DR. BLYDEN ON THE AMERICAN MISSIONARY ASSOCIATION.
The American Missionary Association, whose publications we have prefixed to this paper, in their work of lofty and noble purpose through the South are endeavoring to prepare the negro for higher spheres of labor than “cotton-fields, turpentine orchards, and rice-fields.” Every negro who is at all acquainted with matters in the United States must have the highest admiration for it. Almost alone among the benevolent institutions of that land in the days of the great struggle, they never for one moment yielded to the imperious dictates of an oligarchical monopoly, but gave expression to the idea which they inscribed upon their banner, that one of the chief purposes of their organization was to resist the tyranny of the autocracy which doomed the negro to perpetual servitude. No one could be enrolled among its members who was a slave-holder. They have the gratitude of the negro race.

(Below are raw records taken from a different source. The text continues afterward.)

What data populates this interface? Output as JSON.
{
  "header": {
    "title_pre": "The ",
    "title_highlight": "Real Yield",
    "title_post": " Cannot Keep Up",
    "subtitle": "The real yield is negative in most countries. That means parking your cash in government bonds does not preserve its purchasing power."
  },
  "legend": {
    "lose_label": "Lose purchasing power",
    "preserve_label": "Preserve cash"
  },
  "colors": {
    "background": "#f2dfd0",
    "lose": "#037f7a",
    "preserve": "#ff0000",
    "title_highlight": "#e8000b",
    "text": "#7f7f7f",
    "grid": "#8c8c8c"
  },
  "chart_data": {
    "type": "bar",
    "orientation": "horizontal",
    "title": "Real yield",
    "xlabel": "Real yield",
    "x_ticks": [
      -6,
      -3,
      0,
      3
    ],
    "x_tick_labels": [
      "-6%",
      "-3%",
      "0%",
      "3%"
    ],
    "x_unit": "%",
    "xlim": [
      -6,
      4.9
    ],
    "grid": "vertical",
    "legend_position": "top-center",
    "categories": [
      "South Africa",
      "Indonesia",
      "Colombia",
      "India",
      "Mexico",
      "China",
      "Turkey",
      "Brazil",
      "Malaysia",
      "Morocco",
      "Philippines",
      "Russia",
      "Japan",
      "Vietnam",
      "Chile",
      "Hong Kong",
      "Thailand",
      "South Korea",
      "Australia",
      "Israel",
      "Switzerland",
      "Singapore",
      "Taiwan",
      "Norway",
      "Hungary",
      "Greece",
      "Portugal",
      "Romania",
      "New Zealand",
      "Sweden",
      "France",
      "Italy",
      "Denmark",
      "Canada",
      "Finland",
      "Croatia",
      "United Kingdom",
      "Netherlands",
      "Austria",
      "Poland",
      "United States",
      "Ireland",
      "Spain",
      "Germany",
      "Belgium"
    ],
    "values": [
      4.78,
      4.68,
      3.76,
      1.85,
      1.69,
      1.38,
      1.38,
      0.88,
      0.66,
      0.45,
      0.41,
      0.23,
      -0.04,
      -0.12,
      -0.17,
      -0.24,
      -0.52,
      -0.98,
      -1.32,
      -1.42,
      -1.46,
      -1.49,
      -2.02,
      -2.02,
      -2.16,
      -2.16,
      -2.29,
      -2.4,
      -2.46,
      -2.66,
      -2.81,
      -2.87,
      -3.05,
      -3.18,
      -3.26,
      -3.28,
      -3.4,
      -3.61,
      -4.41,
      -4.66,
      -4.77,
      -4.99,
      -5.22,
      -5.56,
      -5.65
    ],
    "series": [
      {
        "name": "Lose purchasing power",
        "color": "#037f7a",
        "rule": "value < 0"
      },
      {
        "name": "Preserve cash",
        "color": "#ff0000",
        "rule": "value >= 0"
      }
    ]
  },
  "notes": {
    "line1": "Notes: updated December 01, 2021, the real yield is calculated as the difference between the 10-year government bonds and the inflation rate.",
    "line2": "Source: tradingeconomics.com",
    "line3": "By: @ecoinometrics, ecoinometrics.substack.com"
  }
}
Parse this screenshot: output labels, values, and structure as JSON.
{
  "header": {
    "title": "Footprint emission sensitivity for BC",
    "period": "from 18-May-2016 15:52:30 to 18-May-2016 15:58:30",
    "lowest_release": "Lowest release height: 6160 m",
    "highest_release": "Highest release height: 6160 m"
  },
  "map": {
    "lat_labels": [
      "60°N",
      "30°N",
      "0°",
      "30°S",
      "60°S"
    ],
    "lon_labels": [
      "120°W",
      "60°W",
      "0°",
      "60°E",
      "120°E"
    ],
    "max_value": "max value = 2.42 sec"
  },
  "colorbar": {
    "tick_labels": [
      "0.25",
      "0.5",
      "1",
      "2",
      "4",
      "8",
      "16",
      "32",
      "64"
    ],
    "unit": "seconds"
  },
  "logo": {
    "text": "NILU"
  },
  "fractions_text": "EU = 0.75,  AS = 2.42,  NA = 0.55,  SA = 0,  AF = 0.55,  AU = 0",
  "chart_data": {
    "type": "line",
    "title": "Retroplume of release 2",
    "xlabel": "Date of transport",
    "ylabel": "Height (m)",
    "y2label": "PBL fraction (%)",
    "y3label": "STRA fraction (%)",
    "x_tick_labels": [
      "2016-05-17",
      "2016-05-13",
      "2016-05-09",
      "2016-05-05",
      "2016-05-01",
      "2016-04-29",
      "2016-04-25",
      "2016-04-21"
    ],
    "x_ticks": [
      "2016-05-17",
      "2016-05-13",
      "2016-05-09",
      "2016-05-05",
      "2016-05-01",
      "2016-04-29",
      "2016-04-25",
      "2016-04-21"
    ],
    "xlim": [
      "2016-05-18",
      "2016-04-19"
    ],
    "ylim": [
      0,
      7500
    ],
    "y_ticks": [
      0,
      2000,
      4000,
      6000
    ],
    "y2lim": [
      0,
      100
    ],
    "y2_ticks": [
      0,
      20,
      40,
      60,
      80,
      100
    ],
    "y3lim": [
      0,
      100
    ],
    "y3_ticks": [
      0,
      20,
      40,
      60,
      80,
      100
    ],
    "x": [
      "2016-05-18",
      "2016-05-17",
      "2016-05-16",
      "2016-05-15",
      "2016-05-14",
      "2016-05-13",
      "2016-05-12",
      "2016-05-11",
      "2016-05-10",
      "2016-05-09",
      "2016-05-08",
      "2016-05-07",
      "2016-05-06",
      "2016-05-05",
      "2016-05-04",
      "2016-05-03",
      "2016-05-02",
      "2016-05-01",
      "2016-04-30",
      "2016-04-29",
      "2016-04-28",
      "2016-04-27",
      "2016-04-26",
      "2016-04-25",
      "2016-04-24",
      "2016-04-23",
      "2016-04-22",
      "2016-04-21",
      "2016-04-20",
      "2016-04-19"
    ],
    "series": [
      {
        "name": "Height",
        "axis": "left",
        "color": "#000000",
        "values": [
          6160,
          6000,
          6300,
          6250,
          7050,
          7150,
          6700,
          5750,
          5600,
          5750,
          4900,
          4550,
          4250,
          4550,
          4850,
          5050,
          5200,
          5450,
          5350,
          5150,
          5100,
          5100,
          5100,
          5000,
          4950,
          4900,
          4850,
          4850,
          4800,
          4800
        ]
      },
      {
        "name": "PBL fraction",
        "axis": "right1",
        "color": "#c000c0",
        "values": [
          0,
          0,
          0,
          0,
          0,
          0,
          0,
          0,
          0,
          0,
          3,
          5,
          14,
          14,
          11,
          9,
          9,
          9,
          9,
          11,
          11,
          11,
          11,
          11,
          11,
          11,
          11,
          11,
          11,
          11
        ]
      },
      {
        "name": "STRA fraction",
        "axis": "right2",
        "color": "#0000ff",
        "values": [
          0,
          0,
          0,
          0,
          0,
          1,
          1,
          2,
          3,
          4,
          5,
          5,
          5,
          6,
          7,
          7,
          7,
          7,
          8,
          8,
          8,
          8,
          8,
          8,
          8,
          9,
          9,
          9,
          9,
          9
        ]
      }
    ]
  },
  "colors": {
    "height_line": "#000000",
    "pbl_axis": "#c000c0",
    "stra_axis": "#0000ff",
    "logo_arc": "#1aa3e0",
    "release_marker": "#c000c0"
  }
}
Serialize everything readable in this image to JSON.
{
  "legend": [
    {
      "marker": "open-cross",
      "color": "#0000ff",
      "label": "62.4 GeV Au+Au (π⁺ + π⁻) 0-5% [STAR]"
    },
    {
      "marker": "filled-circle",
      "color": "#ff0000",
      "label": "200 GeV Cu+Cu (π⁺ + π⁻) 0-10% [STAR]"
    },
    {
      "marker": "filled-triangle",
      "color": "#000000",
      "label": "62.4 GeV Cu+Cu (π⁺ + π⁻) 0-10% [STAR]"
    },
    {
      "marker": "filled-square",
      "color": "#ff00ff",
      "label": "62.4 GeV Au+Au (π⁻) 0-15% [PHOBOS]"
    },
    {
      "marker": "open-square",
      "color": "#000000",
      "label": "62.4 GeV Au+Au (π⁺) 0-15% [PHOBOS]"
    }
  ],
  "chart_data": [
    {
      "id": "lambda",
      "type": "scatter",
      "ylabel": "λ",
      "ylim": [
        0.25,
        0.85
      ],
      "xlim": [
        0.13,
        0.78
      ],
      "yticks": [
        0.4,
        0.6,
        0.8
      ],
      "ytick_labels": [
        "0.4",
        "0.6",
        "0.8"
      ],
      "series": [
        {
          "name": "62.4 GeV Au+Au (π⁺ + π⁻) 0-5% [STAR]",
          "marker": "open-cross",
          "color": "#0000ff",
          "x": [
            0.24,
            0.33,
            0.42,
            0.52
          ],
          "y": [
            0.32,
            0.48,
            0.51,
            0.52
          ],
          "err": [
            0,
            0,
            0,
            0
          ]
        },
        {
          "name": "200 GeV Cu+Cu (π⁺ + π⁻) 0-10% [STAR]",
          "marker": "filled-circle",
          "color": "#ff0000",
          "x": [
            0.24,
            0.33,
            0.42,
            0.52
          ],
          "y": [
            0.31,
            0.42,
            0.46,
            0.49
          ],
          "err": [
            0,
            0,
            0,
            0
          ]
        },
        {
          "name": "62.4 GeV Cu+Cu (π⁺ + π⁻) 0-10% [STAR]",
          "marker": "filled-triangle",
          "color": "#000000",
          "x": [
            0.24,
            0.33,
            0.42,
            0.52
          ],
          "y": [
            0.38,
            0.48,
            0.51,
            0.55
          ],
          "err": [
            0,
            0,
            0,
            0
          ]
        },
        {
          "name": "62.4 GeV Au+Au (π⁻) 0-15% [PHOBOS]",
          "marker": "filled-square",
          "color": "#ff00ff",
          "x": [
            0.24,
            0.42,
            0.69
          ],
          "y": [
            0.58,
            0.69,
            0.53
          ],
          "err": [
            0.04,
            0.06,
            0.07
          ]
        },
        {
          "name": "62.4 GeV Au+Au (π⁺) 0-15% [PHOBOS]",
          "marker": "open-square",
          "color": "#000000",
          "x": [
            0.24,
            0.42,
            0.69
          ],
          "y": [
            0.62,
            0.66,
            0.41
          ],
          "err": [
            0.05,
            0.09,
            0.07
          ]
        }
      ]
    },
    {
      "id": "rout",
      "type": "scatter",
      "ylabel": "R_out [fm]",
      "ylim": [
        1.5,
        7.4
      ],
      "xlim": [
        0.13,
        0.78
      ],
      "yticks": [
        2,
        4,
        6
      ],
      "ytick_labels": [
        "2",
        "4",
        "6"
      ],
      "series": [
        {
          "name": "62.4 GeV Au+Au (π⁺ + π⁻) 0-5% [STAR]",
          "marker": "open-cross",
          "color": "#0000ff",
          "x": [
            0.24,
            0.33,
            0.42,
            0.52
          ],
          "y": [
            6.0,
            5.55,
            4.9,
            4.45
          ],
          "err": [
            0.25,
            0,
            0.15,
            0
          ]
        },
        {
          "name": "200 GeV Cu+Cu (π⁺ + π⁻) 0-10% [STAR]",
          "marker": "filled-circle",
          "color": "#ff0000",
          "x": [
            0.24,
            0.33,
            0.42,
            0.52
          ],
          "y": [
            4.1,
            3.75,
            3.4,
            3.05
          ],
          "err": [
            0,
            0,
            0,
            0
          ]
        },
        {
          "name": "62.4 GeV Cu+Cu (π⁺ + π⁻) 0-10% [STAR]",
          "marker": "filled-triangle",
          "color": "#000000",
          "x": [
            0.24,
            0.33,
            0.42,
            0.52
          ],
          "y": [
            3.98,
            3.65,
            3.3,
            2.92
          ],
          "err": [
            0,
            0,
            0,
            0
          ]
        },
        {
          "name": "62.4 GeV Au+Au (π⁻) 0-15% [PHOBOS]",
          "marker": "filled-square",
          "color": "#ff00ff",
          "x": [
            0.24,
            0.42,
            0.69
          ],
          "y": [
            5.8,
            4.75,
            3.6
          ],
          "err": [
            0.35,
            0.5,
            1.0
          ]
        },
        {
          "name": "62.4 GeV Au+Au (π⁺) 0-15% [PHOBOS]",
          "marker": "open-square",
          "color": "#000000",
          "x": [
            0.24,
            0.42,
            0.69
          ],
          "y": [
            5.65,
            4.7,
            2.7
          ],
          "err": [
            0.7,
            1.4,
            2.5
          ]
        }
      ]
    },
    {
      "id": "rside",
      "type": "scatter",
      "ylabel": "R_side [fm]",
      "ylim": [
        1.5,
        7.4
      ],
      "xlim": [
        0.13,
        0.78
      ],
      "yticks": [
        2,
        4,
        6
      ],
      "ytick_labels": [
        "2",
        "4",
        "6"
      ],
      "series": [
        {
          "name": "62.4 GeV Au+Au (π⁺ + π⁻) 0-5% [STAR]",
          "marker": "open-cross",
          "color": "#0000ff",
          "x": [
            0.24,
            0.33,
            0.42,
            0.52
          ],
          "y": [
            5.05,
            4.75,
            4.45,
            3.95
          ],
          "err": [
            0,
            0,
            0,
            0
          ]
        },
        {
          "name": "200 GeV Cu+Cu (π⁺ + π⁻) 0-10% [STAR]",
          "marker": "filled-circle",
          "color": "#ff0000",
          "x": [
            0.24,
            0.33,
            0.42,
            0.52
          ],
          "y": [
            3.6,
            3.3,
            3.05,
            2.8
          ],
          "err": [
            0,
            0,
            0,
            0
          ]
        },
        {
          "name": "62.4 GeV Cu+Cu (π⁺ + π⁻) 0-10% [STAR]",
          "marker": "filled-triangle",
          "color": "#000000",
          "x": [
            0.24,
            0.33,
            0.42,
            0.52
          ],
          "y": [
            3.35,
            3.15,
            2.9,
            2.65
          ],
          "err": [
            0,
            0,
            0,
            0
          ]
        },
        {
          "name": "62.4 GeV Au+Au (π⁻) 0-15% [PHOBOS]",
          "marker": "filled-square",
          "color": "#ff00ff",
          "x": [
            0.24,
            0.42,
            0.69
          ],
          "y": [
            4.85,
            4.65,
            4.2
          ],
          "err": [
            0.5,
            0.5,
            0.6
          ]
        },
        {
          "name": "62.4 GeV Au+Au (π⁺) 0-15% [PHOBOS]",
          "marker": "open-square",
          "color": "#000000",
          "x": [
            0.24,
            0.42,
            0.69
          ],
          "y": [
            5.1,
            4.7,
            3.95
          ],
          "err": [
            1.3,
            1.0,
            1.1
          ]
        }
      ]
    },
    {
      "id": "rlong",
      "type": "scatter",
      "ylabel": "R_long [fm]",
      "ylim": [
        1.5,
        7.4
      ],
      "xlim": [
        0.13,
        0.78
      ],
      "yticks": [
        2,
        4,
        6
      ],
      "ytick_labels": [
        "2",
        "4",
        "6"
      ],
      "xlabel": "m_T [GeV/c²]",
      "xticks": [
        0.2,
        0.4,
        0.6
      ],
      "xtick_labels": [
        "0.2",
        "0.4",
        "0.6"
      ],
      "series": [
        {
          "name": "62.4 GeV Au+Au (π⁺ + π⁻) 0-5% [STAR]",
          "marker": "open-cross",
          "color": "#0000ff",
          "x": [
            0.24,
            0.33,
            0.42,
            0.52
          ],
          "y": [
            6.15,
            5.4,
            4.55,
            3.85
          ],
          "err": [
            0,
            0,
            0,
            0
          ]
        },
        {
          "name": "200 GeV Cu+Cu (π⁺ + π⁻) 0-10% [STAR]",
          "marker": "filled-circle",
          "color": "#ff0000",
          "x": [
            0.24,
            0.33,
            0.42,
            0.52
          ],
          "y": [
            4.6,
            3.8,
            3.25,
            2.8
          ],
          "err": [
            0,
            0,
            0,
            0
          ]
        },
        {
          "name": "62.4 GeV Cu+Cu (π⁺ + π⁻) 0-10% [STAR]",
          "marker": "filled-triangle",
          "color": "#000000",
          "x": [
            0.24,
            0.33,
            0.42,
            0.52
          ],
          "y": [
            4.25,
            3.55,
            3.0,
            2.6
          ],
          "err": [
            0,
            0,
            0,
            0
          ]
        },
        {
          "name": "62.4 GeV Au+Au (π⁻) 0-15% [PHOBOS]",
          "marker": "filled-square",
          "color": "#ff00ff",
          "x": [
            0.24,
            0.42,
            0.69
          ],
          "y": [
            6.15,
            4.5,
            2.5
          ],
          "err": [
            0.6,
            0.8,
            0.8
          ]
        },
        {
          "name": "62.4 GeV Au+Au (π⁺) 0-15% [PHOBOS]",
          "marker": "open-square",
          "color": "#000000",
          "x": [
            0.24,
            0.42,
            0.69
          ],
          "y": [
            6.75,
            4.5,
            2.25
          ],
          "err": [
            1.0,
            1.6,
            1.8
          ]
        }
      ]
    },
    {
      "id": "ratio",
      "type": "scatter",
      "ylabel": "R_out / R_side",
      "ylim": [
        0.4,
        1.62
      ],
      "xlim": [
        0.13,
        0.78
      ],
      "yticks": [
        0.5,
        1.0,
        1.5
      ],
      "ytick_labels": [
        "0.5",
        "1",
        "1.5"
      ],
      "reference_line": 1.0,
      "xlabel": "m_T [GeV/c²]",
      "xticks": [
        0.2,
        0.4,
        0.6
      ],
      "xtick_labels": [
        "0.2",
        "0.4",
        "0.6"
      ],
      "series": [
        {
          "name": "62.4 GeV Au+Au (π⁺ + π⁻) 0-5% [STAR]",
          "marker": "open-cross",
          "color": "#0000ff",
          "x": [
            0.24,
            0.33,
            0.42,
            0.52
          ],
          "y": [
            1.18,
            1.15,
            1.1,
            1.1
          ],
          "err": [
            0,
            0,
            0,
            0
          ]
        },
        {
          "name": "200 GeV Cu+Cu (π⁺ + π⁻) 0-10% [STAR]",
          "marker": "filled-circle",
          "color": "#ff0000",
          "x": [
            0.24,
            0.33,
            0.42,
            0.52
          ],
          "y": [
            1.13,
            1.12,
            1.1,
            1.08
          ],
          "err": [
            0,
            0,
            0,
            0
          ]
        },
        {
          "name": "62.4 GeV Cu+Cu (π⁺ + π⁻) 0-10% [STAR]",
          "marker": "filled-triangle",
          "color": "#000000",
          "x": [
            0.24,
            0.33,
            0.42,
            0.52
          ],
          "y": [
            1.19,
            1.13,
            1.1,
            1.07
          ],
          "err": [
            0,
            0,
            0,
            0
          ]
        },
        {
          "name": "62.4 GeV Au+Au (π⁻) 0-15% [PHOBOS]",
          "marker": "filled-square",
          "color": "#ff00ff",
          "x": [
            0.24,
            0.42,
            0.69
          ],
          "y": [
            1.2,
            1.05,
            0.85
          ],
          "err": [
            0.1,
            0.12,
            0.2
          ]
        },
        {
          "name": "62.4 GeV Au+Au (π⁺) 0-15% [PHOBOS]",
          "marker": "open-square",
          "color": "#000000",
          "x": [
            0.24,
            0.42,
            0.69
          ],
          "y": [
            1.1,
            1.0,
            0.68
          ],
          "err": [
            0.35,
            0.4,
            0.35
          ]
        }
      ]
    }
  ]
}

But history will have a brighter page than even that with which to adorn their annals, when she comes to recount the devotion and sacrifices of the hundreds who have been sent forth under their auspices, as uplifters of the prostrate host in the South, to whom, left as they were, paralyzed by slavery, free movement and real progress were intrinsically impossible without the aid of such agencies as the American Missionary Association. As time rolls on, the romance which clings to those heroes who fought to unfetter the body of the slave, will fade beside the halo which will surround these who have labored to liberate his mind.